Beef, chicken, pork, and seafood are rubbed with adobo, a garlic-oregano marinade, before cooking. Arroz con pollo (chicken with rice), sancocho (beef or chicken and tuber soup), asopao (a soupy rice gumbo with chicken or seafood), and encebollado (steak smothered in onions) are all typical plates. Also look for fritters served along highways and beaches. You may find empanadillas (stuffed fried turnovers), sorullitos (cheese-stuffed corn sticks), alcapurrias (stuffed green-banana croquettes), and bacalaítos (codfish fritters). Caribbean lobster, available mainly at coastal restaurants, is sweeter and easier to eat than Maine lobster, and there's always plentiful fresh dolphin (the fish, not the porpoise) and red snapper.

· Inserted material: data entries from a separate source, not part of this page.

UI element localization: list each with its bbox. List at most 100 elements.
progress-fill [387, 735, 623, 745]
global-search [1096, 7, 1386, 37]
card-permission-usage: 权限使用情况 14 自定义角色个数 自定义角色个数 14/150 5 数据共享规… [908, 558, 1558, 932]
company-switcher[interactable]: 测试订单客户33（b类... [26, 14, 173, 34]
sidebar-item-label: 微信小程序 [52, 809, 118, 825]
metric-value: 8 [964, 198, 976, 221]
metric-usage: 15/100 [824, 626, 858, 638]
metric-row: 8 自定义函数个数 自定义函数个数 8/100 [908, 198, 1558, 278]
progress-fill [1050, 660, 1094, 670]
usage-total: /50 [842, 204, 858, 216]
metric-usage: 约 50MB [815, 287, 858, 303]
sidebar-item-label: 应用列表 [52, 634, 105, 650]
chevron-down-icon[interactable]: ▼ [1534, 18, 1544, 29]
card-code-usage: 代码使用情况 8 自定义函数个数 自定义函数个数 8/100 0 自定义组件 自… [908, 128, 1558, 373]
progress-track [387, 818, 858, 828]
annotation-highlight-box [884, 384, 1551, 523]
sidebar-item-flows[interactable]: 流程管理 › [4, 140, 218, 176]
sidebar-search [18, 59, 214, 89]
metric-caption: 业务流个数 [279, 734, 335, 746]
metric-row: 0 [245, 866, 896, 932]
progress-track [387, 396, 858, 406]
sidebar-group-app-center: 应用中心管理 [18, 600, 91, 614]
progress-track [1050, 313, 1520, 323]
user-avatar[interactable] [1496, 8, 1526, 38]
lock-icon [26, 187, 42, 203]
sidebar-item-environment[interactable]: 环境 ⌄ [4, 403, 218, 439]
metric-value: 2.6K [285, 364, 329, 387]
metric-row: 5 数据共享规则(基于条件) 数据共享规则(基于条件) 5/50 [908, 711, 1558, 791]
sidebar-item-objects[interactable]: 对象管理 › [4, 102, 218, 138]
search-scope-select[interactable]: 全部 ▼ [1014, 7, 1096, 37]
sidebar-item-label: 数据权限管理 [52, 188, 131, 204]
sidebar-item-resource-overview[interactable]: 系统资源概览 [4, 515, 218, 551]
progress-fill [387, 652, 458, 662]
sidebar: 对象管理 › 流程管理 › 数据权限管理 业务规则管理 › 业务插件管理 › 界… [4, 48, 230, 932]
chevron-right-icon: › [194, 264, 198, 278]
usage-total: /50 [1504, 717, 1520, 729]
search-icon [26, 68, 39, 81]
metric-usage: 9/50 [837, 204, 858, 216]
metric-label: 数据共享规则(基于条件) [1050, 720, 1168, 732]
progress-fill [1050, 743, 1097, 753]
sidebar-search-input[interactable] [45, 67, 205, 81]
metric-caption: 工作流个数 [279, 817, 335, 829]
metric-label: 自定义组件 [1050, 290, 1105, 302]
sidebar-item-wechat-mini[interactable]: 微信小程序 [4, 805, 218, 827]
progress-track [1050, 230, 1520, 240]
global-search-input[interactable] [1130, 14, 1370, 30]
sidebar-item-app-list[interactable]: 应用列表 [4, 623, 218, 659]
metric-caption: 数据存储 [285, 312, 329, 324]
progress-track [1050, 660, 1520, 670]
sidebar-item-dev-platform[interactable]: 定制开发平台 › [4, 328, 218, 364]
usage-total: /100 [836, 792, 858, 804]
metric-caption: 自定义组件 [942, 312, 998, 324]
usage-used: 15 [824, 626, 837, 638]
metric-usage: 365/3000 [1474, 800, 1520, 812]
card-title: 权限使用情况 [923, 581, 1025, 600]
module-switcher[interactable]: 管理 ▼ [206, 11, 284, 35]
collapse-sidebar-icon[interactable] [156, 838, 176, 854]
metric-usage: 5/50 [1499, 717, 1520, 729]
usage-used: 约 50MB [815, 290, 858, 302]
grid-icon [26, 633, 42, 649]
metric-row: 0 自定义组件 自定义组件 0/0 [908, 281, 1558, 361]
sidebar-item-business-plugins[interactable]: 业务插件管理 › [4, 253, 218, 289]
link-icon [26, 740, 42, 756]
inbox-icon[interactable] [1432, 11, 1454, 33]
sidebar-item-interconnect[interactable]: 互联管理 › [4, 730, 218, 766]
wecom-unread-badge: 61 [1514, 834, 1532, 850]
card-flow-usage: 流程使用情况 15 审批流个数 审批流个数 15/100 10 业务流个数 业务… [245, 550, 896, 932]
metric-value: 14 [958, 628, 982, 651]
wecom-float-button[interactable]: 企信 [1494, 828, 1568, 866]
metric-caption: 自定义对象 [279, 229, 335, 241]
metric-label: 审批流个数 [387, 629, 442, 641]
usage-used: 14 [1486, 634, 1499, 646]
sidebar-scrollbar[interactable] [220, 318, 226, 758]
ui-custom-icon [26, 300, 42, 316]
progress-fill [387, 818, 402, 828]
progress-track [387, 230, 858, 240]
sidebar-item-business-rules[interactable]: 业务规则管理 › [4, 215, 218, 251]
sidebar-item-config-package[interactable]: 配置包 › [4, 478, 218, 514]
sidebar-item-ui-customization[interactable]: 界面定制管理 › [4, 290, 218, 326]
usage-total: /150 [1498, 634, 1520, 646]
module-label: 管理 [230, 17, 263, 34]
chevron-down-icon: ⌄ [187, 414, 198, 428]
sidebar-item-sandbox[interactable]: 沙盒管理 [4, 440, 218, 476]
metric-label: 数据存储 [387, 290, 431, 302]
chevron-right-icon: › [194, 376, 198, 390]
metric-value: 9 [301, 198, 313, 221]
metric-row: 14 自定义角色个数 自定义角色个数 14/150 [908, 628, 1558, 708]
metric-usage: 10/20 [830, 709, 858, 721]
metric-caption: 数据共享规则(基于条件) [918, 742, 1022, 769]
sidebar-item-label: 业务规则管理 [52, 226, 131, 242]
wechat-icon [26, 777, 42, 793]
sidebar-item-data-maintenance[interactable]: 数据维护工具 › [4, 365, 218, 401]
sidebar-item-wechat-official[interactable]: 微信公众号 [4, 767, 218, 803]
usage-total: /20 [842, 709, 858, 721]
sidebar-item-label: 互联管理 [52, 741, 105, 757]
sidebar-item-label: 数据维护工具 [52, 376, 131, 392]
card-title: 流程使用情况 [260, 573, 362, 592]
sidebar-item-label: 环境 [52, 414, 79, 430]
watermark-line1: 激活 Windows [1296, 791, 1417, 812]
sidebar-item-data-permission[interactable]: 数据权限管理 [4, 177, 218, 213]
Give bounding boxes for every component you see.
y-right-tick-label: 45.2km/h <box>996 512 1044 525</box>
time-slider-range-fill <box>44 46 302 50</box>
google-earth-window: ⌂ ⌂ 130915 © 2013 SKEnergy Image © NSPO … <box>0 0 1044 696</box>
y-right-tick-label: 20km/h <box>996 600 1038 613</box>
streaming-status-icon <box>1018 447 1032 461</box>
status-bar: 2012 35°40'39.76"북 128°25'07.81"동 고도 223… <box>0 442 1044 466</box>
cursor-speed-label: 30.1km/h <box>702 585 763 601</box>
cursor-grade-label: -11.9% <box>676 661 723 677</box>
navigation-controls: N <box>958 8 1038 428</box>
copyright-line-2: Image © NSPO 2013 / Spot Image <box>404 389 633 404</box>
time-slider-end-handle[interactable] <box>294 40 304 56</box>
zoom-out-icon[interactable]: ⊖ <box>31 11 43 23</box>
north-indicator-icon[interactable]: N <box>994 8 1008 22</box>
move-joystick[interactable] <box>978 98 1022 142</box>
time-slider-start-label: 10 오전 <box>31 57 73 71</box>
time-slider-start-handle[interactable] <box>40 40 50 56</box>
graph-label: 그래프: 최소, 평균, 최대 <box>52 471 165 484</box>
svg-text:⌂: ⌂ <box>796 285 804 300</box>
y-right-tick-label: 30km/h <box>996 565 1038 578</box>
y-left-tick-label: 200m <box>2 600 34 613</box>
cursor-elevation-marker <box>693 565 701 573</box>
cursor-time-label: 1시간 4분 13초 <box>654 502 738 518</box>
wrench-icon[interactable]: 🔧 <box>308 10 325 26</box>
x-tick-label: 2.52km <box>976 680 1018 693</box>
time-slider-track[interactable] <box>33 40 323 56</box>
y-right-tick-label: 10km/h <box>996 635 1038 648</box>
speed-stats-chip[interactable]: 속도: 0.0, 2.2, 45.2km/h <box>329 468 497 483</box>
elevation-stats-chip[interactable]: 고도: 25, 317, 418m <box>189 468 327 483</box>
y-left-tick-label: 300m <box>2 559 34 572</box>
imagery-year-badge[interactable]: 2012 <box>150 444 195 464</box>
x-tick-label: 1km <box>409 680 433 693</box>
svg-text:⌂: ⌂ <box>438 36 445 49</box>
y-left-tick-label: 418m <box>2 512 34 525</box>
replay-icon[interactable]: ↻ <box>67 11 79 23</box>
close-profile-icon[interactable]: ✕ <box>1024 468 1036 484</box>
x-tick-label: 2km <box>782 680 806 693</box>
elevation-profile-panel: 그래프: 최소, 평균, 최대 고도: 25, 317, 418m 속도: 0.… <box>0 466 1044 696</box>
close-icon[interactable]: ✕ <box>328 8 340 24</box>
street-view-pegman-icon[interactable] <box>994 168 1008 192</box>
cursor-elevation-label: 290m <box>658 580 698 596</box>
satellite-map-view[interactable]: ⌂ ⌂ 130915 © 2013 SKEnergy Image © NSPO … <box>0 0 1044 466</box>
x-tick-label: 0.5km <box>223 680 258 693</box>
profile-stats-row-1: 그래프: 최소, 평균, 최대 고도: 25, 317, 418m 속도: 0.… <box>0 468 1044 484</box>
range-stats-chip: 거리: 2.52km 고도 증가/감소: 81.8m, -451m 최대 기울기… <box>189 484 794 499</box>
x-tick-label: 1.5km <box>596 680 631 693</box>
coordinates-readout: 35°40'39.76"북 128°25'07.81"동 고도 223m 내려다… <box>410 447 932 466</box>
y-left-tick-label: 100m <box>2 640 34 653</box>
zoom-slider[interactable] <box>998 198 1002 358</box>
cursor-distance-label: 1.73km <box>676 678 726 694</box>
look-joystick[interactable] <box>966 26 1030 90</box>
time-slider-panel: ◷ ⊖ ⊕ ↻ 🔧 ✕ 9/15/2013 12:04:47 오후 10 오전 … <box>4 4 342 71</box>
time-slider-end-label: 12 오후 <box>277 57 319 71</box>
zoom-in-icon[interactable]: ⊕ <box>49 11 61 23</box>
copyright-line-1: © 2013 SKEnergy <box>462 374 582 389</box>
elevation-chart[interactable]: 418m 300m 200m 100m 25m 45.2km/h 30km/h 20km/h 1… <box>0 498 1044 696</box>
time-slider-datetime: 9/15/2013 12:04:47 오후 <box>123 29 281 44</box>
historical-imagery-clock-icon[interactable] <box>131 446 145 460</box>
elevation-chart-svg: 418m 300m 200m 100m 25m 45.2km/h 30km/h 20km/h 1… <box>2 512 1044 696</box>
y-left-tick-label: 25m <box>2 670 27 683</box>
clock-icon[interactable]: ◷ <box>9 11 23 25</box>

Conch is prepared in a chilled ceviche salad or stuffed with tomato sauce inside fritters.
Puerto Rican coffee is excellent black or con leche (with milk). Coffee isn't an on-the-go thing here. In cafés like Kasalta, in the Ocean Park neighborhood of San Juan, people linger over it, chatting with friends as they savor every drop. The origin of the piña colada is attributed to numerous places, from the Caribe Hilton to a Fortaleza Street bar. Puerto Rican rums range from light mixers to dark, aged liqueurs. Look for Bacardí, Don Q, Ron Rico, Palo Viejo, and Barrilito.